April 12th, 2018

Goals and Principles of Representation Learning

This is a post about my takeaways from the DALI workshop on the Goals and Principles of Representation Learning which we co-organized with DeepMinders Shakir Mohamed and Andriy Mnih and Twitter colleague Lucas Theis. We had an amazing set of presentations, videos are available here.

DALI is my favourite meeting of the year. It's small and and participants are all very experienced and engaged. To make most of the high quality audience we decided to focus on slightly controversial topics, and asked speakers to present their general thoughts, their unique perspectives and opinions rather than talk about their latest research project. Broadly, we asked three types of questions:

  1. What tasks do we use unsupervised representation learning for?
  2. What principles can help us do well on the tasks
  3. How can we turn principles into to actual objective functions and algorithms.

Task → Principle → Loss functon → … → Algorithm

From my perspective, the end-goal of any area of ML research should be for each algorithm to have a justification from first principles. Like the chain above starting from the Task all the way down to the precise algorithm we're going to run.

In my machine learning cookbook post I reviewed a number of fairly well understood problem transformations which one could apply to the bottom of this chain, typically to turn an intractable optimisation problem to a tractable one: variational inference, evolution strategies, convex relaxations, etc. In the workshop we focussed on the top of the chain, the computational level understanding: Do we actually have clarity on the ultimate task we solve? If this the task is given, is the principle we're applying actually justified? Is the loss function consistent with the principle?

Transfer learning

One thing that most speakers and attendees seemed to agree on is that the most interesting and most important task we use unsupervised representation learning for is to transfer knowledge from large datasets to new tasks. I'll try to capture one possible formulation of what this means:

There are many possible extensions of this basic setup. For example we may have a distribution of tasks, rather than a single task.


One of the principles we discussed was disentanglement. It is somewhat unclear what exactly disentanglement is, but one way to capture this is to say "each coordinate in the representation corresponds to one meaningful factor of variation". Of course this is kind of a circular definition inasmuch as it's not easy to define a meaningful factor of variation. Irina defined disentangled representations as "factorized and interpretable", which, as a definition, has its own issues, too.

In the context of transfer learning though, I can see a vague argument for why seeking disentanglement might be a useful principle. One way to improve data efficiency of a ML algorithm is to endow it with inductive biases or to reduce the complexity of the function class in some sense. If we believe that future downstream tasks we may want to solve can be solved with simple, say linear, models on top of a disentangled representation, then seeking disentanglement makes sense. It may be possible to use this argument itself to formulate a more precise definition of or objective function for disentanglement.


The idea of self-supervision also featured prominently in talks. Self-supervision is the practice of defining auxiliary supervised learning tasks involving the unlabelled data, with hopes that solving these auxiliary tasks will require us to build representations which are also useful in the eventual downstream task we'd like to solve. Autoencoders, pseudolikelihood, denoising, jigsaw-puzzles, temporal-contrastive learning and so on are examples of this approach.
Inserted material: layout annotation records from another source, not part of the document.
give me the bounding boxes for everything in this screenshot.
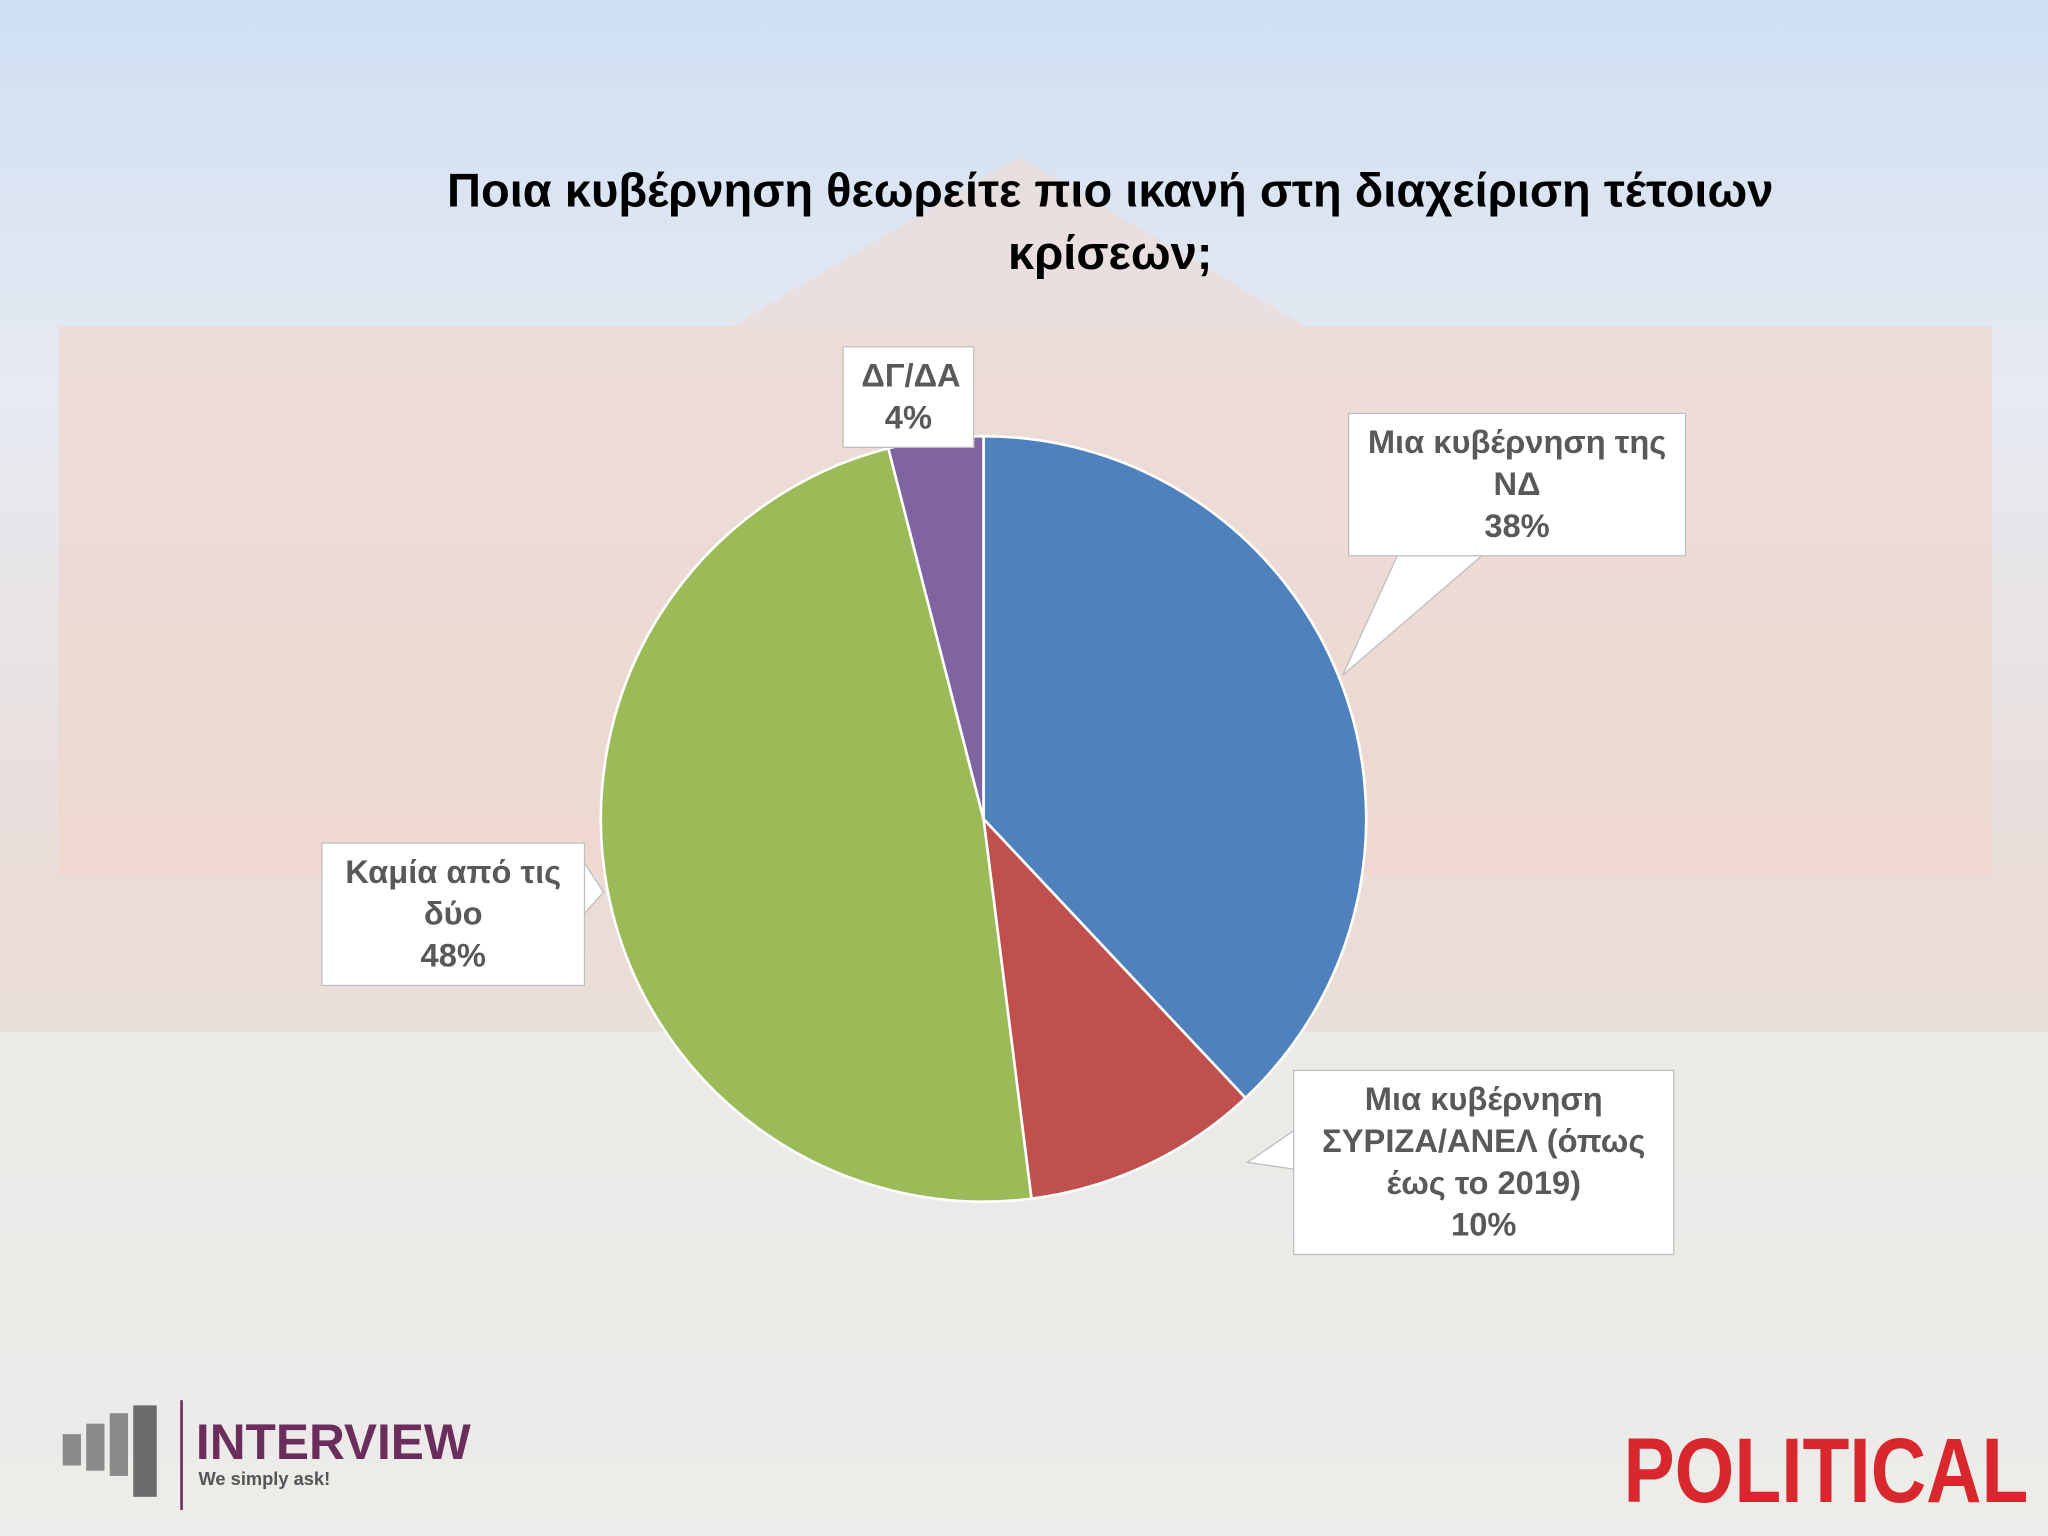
callouts	[583, 554, 1483, 1170]
logo-tagline: We simply ask!	[199, 1468, 331, 1489]
logo-icon	[62, 1400, 183, 1510]
pie-slice	[981, 815, 1248, 1201]
callout-pointer	[583, 861, 605, 915]
data-label: ΔΓ/ΔΑ 4%	[842, 346, 975, 448]
data-label: Μια κυβέρνηση ΣΥΡΙΖΑ/ΑΝΕΛ (όπως έως το 2…	[1293, 1069, 1675, 1256]
value-label: 38%	[1484, 508, 1550, 545]
chart-title: Ποια κυβέρνηση θεωρείτε πιο ικανή στη δι…	[447, 163, 1774, 280]
callout-pointer	[1342, 554, 1483, 676]
category-label: ΔΓ/ΔΑ	[861, 357, 961, 395]
logo-left: INTERVIEW	[196, 1414, 471, 1470]
value-label: 4%	[884, 399, 932, 437]
value-label: 10%	[1451, 1206, 1517, 1244]
callout-pointer	[1245, 1130, 1294, 1170]
category-label: Μια κυβέρνηση ΣΥΡΙΖΑ/ΑΝΕΛ (όπως έως το 2…	[1322, 1081, 1646, 1202]
value-label: 48%	[420, 937, 486, 975]
data-label: Καμία από τις δύο 48%	[321, 842, 586, 987]
data-label: Μια κυβέρνηση της ΝΔ 38%	[1347, 412, 1687, 557]
pie-slice	[982, 434, 1368, 1100]
pediment	[731, 156, 1307, 327]
category-label: Καμία από τις δύο	[345, 854, 562, 933]
pie-slice	[599, 446, 1033, 1203]
logo-right: POLITICAL	[1624, 1420, 2029, 1522]
category-label: Μια κυβέρνηση της ΝΔ	[1367, 424, 1667, 503]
One very interesting aspect Harri talked about was the question of relevance? How can we make sure that an auxiliary learning task is relevant for the primary inference task we need to solve. In a semi-supervised learning setup Harri showed how you can adapt an auxiliary denoising task to be more relevant: you can calculate a sort of saliency map to determine which input dimensions the primary inference network pays attention to, and then use saliency-weighted denoising as the auxiliary task.

Are representations the solution?

After the talks we had an open discussion session, hoping for a heated debate with people representing opposing viewpoints. And the audience really delivered on this. 10 minutes or so into the discussion Zoubin walked in and stated "I don't believe in representation learning". I tried to capture the main points in the argument (dad being anti-representation) below:

Retrospectively, I would summarise Zoubin's (and others') criticism as follows: If we identified transfer learning as the primary task representation learning is supposed to solve, are we actually sure that representation learning is the way to solve it? Indeed, this is not one of the questions I asked in my slides, and it's a very good one. One can argue that there may be many ways to transfer information from some dataset over to a novel task. Learning a representation and transferring that is just one approach. Meta-learning, for example, might provide another approach.


I have really enjoyed this workshop. The talks were great, participants were engaged, and the discussion at the end was a fantastic ending for DALI itself. I am hoping that, just like me, others have left the workshop with many things to talk about, and that the debates we had will inspire future work on representation learning (or anti-representation learning).